Fonctionnement de l’holacratie

L’holacratie est un nouveau mode d’organisation qui abolit la hiérarchie pyramidale. Le leitmotiv de l’holacratie est de distribuer l’autorité. Dès lors, il n’y a plus de directeur ou de CEO. Mais alors qui définit les directives et les stratégies ? Pour mieux fixer les idées, nous aurons recours aux schémas ci dessous :

Voici comment une entreprise s’organise traditionnellement de cette manière, malgré des différences en fonction des secteurs :

 

Diapositive1

Voici comment l’holacratie transforme une telle organisation :

 

HOLACRACY ONE

Comme nous pouvons le voir, les étages de la pyramide sont remplacés par des cercles. Chaque cercle a un rôle, c’est sa « raison d’être ». Dans chaque cercle, les points bleus et verts sont des rôles. La grande différence avec la hiérarchie pyramidale est qu’une personne peut avoir plusieurs rôles et donc appartenir à différents cercles. Ceci permet aux individus d’utiliser un maximum de leurs capacités et de ne pas rester borné à un seul rôle, à une place, d’autant plus qu’à chaque nouveau projet, les personnes peuvent changer de rôle.
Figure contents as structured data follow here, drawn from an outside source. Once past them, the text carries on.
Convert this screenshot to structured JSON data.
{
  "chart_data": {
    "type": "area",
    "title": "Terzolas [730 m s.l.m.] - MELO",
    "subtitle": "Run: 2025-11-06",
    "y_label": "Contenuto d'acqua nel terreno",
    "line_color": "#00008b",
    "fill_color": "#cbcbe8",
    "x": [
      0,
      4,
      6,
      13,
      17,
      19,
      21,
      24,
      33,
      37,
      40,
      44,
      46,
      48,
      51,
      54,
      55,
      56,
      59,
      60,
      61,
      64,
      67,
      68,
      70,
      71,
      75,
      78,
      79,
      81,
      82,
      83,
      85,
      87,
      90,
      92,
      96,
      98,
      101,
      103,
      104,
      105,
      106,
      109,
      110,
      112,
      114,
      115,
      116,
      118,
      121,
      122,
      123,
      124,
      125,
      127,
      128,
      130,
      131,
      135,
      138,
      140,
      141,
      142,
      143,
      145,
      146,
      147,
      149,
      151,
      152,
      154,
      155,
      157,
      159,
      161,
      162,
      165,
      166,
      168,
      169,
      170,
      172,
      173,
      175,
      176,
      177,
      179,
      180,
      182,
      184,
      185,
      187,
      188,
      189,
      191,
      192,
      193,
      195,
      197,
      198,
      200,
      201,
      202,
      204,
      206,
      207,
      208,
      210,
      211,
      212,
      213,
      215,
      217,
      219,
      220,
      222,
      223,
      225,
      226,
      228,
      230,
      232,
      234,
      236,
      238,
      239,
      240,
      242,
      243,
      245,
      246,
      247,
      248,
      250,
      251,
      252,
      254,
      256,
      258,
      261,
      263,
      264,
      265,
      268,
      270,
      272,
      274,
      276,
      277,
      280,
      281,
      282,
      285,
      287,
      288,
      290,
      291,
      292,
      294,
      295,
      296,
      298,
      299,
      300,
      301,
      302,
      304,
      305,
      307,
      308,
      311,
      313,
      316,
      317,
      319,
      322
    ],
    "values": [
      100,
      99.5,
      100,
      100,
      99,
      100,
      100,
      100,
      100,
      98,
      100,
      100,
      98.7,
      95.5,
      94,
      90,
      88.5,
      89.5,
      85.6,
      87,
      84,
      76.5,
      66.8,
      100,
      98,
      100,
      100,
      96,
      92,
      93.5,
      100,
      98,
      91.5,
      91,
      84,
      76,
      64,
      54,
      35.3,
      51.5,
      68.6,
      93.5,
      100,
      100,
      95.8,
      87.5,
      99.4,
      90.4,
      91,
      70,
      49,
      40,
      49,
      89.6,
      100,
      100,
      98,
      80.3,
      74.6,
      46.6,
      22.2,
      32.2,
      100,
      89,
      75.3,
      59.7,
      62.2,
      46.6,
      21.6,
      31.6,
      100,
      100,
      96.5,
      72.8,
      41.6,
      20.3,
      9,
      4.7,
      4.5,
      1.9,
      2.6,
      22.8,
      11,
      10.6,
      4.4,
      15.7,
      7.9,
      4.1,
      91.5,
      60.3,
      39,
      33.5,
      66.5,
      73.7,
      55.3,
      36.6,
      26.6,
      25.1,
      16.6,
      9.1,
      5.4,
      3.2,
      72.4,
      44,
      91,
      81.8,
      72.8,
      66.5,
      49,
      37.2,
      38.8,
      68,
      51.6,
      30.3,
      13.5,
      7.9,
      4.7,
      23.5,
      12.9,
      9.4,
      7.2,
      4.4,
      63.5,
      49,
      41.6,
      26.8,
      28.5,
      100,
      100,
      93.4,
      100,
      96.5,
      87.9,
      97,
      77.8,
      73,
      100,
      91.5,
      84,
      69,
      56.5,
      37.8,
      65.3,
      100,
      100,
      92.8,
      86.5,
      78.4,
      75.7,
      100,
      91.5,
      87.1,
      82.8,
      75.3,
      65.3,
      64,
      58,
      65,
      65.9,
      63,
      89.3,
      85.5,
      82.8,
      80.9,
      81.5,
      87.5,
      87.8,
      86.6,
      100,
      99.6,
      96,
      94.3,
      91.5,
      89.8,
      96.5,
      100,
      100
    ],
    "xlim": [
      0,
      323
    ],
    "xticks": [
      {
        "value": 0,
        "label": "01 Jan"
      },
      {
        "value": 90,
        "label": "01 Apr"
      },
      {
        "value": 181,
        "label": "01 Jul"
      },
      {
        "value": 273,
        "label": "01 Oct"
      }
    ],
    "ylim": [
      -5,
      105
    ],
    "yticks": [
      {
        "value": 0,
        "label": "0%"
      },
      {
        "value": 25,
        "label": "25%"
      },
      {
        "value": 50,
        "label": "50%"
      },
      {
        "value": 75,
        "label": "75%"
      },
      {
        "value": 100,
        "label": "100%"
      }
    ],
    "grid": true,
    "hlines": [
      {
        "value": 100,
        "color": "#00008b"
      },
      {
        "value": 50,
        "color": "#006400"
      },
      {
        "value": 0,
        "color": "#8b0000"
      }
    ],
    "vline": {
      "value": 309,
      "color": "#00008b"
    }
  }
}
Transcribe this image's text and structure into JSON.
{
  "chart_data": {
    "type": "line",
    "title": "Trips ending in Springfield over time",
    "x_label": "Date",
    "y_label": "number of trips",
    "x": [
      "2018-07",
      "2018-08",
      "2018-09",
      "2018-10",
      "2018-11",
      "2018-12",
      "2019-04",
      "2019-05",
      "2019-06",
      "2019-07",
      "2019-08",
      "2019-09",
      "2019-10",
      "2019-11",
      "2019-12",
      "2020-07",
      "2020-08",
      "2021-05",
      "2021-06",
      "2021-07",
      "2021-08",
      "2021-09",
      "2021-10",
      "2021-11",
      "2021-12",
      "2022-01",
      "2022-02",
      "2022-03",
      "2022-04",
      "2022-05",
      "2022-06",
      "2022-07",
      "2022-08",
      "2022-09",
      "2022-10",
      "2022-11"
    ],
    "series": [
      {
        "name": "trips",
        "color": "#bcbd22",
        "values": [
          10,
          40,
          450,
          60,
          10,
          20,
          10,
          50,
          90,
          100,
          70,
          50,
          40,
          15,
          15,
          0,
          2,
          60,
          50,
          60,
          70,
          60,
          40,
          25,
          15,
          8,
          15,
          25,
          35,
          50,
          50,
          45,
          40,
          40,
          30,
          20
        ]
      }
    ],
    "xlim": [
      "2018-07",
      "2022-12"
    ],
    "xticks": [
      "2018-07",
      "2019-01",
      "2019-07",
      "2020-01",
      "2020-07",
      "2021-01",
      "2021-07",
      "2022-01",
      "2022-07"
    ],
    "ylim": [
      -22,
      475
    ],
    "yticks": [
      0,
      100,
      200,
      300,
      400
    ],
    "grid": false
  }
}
Comment les rôles sont-ils distribués ?

 Dans chaque cercle, une personne a le titre de « lien principal » et est chargée de créer et de distribuer les différents rôles. C’est donc elle qui définit les grandes directives du cercle. Toutefois, le « lien principal » n’est pas un chef. Il est une sorte de réservoir à rôle qu’il est tenu de distribuer, mais il remplit par défaut les rôles non attribués. De plus, dans le cadre d’une réunion de gouvernance ( dont nous expliquerons le fonctionnement juste après ), les membres d’un cercle peuvent voter pour affecter le rôle de « lien principal » à une autre personne.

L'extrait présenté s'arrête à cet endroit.